Les éditrices chez qui je passais quelques instants ont été amusées lorsque je leur ai annoncé que j’ai travaillé toute ma vie pour mon plus grand bonheur. « Toujours travaillé, mais à quel âge avez-vous donc commencé ? ». « Huit ans, pendant les vacances à la campagne , c’était facile. Nous étions toute une bande de gamins , c’était joyeux ».
Je me souviens d’un entretien quelques années auparavant avec le directeur de la clinique chirurgicale où j’opérais. J’avais tenu les mêmes propos « j’ai toujours travaillé pour mon plus grand bonheur ! » et il avait répondu « moi aussi, j’ai commencé très jeune ». D’avoir expérimenté une multitude de petits boulots dès l’âge de huit ans a été très structurant. Cela m’a donné une force incroyable.

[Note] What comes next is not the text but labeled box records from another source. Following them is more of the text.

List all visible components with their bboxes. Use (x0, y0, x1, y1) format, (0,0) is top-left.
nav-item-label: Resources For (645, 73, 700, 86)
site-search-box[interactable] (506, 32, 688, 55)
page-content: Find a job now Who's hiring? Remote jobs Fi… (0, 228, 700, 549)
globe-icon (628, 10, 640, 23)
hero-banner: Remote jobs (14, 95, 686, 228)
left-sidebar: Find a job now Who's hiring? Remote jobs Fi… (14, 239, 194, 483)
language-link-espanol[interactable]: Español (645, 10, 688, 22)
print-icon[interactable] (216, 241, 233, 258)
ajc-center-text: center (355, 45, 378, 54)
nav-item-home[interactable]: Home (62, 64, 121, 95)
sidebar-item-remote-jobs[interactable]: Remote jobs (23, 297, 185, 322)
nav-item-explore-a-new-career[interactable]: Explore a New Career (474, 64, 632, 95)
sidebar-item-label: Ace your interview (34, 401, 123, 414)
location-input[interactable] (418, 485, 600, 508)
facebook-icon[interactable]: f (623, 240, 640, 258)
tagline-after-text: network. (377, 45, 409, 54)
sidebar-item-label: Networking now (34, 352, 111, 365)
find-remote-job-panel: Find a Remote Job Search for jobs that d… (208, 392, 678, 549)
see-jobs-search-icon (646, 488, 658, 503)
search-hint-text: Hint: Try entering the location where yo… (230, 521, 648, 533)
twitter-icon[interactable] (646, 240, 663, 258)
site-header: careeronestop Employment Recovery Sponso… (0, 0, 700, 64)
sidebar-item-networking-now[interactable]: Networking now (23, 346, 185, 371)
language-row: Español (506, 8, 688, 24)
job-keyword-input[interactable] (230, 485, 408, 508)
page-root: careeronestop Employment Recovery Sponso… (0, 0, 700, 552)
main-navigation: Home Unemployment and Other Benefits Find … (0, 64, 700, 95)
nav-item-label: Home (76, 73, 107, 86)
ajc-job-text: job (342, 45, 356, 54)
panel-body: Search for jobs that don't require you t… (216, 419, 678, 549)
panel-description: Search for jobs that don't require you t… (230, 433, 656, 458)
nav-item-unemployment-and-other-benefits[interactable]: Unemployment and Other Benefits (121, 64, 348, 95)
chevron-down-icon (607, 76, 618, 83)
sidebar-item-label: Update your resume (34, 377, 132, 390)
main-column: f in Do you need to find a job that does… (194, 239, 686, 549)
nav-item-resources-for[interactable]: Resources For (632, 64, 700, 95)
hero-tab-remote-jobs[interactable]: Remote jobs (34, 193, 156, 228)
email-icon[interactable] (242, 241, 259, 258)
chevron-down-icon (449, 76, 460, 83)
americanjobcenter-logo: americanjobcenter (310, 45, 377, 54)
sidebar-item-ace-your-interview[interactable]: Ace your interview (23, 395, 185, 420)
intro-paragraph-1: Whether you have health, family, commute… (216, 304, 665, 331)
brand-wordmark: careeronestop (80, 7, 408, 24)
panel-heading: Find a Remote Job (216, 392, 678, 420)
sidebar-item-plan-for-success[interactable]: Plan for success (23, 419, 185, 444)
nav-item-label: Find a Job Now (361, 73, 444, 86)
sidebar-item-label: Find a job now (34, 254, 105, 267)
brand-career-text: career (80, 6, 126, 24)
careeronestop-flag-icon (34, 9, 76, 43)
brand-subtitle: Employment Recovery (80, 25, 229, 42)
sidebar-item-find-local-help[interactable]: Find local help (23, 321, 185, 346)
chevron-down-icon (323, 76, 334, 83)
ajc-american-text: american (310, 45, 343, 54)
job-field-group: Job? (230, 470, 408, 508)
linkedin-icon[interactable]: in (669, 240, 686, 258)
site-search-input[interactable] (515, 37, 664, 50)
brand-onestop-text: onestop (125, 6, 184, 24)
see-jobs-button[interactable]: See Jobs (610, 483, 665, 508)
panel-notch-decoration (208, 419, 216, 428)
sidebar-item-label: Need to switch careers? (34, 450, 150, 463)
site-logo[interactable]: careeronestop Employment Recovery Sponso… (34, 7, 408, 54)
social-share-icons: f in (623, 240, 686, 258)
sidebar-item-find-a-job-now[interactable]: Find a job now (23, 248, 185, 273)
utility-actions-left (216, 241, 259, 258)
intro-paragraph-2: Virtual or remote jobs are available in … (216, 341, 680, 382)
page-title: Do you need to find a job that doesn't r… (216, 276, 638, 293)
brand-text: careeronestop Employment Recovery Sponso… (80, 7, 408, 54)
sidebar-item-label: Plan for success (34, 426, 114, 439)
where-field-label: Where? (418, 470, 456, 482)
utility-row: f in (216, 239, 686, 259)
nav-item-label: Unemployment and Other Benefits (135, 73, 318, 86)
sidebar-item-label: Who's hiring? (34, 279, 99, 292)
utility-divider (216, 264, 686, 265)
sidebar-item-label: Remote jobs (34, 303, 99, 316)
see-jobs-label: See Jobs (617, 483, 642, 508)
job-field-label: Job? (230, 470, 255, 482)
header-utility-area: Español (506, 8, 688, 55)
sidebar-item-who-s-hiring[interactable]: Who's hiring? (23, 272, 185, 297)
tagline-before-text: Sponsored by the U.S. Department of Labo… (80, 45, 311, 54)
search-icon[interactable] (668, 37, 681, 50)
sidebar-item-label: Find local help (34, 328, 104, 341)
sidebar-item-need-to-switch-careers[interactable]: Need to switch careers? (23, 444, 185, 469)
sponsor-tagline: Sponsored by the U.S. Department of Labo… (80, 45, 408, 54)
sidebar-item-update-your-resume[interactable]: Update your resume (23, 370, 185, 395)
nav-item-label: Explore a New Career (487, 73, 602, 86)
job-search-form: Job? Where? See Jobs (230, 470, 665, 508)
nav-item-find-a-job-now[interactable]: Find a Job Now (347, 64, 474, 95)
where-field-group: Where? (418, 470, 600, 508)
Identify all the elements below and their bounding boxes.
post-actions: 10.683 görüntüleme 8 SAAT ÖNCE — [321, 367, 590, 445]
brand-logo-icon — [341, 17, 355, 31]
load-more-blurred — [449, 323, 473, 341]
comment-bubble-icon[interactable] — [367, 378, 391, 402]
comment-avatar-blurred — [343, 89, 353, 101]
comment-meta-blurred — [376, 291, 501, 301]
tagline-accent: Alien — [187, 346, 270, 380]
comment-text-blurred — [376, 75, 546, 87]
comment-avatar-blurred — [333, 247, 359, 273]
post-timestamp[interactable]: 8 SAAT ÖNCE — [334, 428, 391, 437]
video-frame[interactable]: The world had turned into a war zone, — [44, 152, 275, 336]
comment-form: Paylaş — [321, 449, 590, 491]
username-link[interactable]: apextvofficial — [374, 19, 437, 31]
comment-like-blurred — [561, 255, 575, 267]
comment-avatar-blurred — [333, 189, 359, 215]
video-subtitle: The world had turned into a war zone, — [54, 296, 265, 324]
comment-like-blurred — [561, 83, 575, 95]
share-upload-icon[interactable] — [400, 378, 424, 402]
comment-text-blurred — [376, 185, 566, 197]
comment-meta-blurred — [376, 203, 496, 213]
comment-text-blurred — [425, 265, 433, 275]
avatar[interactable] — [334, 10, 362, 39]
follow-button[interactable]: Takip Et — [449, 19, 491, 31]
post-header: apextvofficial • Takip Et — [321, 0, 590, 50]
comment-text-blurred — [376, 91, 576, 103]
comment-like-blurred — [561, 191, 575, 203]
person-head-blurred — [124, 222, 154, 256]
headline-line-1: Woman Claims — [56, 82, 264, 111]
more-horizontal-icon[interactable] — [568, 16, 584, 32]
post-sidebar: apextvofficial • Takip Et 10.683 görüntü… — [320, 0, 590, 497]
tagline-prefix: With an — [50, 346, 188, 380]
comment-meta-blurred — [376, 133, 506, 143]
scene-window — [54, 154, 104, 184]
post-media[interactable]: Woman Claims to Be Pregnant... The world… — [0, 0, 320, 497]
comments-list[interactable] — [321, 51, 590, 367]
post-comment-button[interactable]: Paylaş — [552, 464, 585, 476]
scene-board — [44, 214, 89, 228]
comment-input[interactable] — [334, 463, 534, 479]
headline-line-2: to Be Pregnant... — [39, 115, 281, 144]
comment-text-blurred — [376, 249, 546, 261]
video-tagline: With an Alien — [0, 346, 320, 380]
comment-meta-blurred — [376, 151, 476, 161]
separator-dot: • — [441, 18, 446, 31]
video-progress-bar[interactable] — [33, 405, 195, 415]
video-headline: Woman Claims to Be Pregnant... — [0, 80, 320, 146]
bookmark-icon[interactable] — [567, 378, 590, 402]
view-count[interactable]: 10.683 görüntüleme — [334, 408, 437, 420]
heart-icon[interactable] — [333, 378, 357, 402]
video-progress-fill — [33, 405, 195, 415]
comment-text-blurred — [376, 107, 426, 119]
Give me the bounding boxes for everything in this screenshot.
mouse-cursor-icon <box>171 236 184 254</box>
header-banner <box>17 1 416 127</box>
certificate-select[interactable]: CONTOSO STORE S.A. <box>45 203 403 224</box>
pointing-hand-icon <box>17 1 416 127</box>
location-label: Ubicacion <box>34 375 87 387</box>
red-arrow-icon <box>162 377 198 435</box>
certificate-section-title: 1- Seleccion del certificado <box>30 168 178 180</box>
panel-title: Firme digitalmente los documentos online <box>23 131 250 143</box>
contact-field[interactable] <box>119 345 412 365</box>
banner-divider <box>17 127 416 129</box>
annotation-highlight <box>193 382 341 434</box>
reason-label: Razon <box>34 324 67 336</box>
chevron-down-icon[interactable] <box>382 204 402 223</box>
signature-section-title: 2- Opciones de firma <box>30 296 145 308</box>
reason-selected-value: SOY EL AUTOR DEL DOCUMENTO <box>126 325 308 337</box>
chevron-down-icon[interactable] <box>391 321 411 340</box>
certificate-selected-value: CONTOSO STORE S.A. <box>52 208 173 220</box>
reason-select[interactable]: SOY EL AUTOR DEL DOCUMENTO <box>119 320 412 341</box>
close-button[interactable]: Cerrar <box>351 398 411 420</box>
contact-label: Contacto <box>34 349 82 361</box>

Etre un enfant et se confronter à des adultes suffisamment bons, protecteurs et permissifs rend optimiste…. mais tous ne le sont pas.
Ce directeur et moi, avons échangé nos points de vue et trouvé dommageable pour de nombreux jeunes aujourd’hui, de ne pas être confrontés à la réalité de la vie et au monde du travail. Ce n’est pas étonnant qu’ils désirent rester le plus longtemps possible chez leurs parents. Ils sont morts de trouille car mal préparés à affronter la vie. Les rituels disparaissent et il n’existe pas de service civil obligatoire nécessaire à la cohésion et au sentiment d’appartenance. Par contre , ils sont préparés à la compétition. J’ai pu constater qu’il est difficile de les inscrire à des activités uniquement pour le plaisir. Je trouve cela gravissime.